L’intertextualité est l’un des domaines clefs de la question de la transparence. Qu’elle passe par l’introduction d’un texte allogène (épigraphe, citation incorporée au texte ou annexée en note), par le résumé ou par la seule mention, elle renvoie le texte à un univers de signes autant qu’elle enrichit le propos. De surcroît, elle met en valeur le capital culturel de l’auteur. Ces indications sommaires suffisent à suggérer l’opacification qui résulte du développement de pratiques citationnelles. Ces dernières sont donc une nuisance pour qui cultive un idéal de transparence. De ce fait, on ne s’étonnera pas de leur extrême discrétion dans les volumes de la Géographie universelle des années

1930 que nous avons examinés151. Dans notre échantillon, E. de Martonne, Raoul Blanchard et A. Demangeon ont porté l’abstinence à un niveau proche du degré zéro intertextuel. Dans le premier volume de l’Europe centrale de De Martonne, on ne trouve pas la moindre citation et seulement une référence intertextuelle ! La seule figuration intertextuelle dans le volume concerne les « géologues [qui] reconnaîtront

certainement ici un jour les nappes internes des Carpates. »152 Ou encore : « Les géologues ont tracé la limite de la dernière invasion glaciaire [suivent cinq lignes]. (...) au Sud, c’est presque une topographie et une hydrographie normales qui apparaissent, et seul le géologue

retrouve, sous la terre arable, la structure des moraines, etc. »153. La mise en scène, en quelques occurrences, du travail scientifique parallèle des

« géologues », tend à signifier tout à la fois leur ascendant sur le terrain et la bifurcation des préoccupations des deux disciplines, entre profondeurs et surface. Dans Les Îles Britanniques d’A. Demangeon, nous n’avons relevé qu’une quinzaine d’occurrences, des citations pour l’essentiel, révérence à l’autorité des maîtres (Vidal en introduction, Reclus en description), deux références en latin (Tacite à propos de Londres, Camden), quelques commentateurs (Ferri, Geike) et, occupant un bon tiers de ce peu, boutades, anecdotes populaires, témoignages d’expéditions, qui n’ont de textuel que leur consignation. On retrouve les mêmes proportions chez R. Blanchard (une vingtaine d’occurrences), mais avec quelques nuances : un seul littérateur un peu contemporain (Gobineau), de rares évocations d’explorateurs et de savants et les inévitables références latines (Tacite, Tite-Live, Dion Cassius).

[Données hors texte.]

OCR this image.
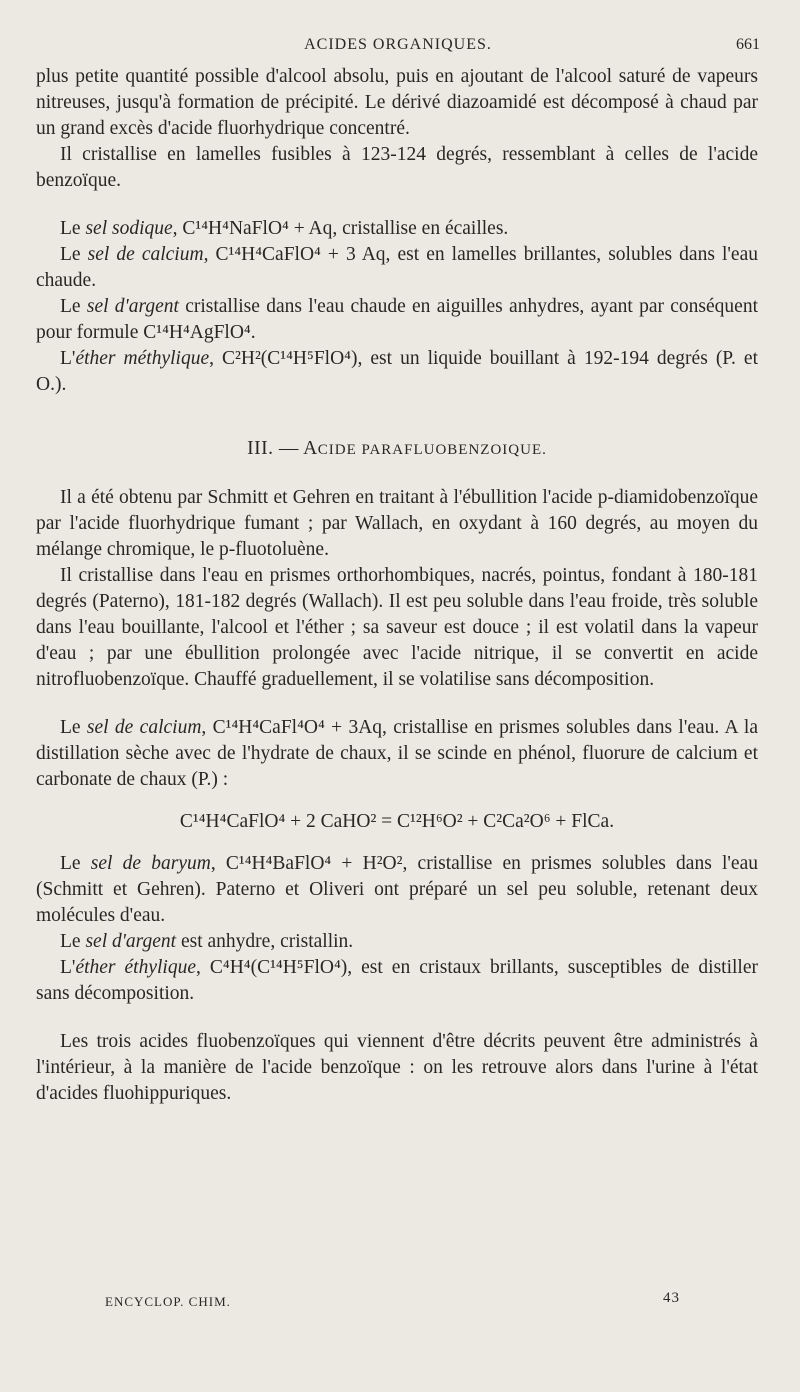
ACIDES ORGANIQUES.	661

plus petite quantité possible d'alcool absolu, puis en ajoutant de l'alcool saturé de vapeurs nitreuses, jusqu'à formation de précipité. Le dérivé diazoamidé est décomposé à chaud par un grand excès d'acide fluorhydrique concentré.

Il cristallise en lamelles fusibles à 123-124 degrés, ressemblant à celles de l'acide benzoïque.

Le sel sodique, C¹⁴H⁴NaFlO⁴ + Aq, cristallise en écailles.

Le sel de calcium, C¹⁴H⁴CaFlO⁴ + 3 Aq, est en lamelles brillantes, solubles dans l'eau chaude.

Le sel d'argent cristallise dans l'eau chaude en aiguilles anhydres, ayant par conséquent pour formule C¹⁴H⁴AgFlO⁴.

L'éther méthylique, C²H²(C¹⁴H⁵FlO⁴), est un liquide bouillant à 192-194 degrés (P. et O.).

III. — ACIDE PARAFLUOBENZOIQUE.

Il a été obtenu par Schmitt et Gehren en traitant à l'ébullition l'acide p-diamidobenzoïque par l'acide fluorhydrique fumant ; par Wallach, en oxydant à 160 degrés, au moyen du mélange chromique, le p-fluotoluène.

Il cristallise dans l'eau en prismes orthorhombiques, nacrés, pointus, fondant à 180-181 degrés (Paterno), 181-182 degrés (Wallach). Il est peu soluble dans l'eau froide, très soluble dans l'eau bouillante, l'alcool et l'éther ; sa saveur est douce ; il est volatil dans la vapeur d'eau ; par une ébullition prolongée avec l'acide nitrique, il se convertit en acide nitrofluobenzoïque. Chauffé graduellement, il se volatilise sans décomposition.

Le sel de calcium, C¹⁴H⁴CaFl⁴O⁴ + 3Aq, cristallise en prismes solubles dans l'eau. A la distillation sèche avec de l'hydrate de chaux, il se scinde en phénol, fluorure de calcium et carbonate de chaux (P.) :

C¹⁴H⁴CaFlO⁴ + 2 CaHO² = C¹²H⁶O² + C²Ca²O⁶ + FlCa.

Le sel de baryum, C¹⁴H⁴BaFlO⁴ + H²O², cristallise en prismes solubles dans l'eau (Schmitt et Gehren). Paterno et Oliveri ont préparé un sel peu soluble, retenant deux molécules d'eau.

Le sel d'argent est anhydre, cristallin.

L'éther éthylique, C⁴H⁴(C¹⁴H⁵FlO⁴), est en cristaux brillants, susceptibles de distiller sans décomposition.

Les trois acides fluobenzoïques qui viennent d'être décrits peuvent être administrés à l'intérieur, à la manière de l'acide benzoïque : on les retrouve alors dans l'urine à l'état d'acides fluohippuriques.

ENCYCLOP. CHIM.	43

Chez ces trois figures majeures de la géographie classique française,

les auteurs cités, hormis de notables exceptions154, ne donnent pas lieu à une référence bibliographique annexée en note, ni à une mention dans les bibliographies. Dans une citation de R. Blanchard, l’auteur est même anonymé : « La chaleur est telle à Mascate, dit un écrivain arabe, qu’elle

“brûle le rubis dans la mine et la moelle dans les os ; l’épée dans son

fourreau y fond comme cire.” »155 Il est donc impossible de faire retour sur les textes d’origine. Incidente, la citation n’offre quasiment pas d’ouverture intertextuelle, elle est un matériau intimement incorporé au texte, au point d’en perdre fréquemment ses guillemets : « Aussi la présence des ruines fait-elle partie nécessaire, dit Gobineau, de la

physionomie d’une cité persane, même prospère »156. De ce fait, elle est partiellement neutralisée, peu susceptible de voiler la transparence de l’objet.

Dans les textes de F. Grenard, P. Camena d’Almeida et J. Sion, le tissage intertextuel prend un peu plus d’ampleur. Le premier pratique essentiellement la référence indirecte aux auteurs de son corpus (Prjévalskiï, Kozlov, Kropotkine, Richthofen, Suess, Merzbacher, etc.), rappelant leurs hypothèses et calculs. Ce faisant, il introduit dans le texte une ébauche de spécularité en mettant en scène les acteurs de la science géographique. Avec une cinquantaine d’occurrences, le volume de P.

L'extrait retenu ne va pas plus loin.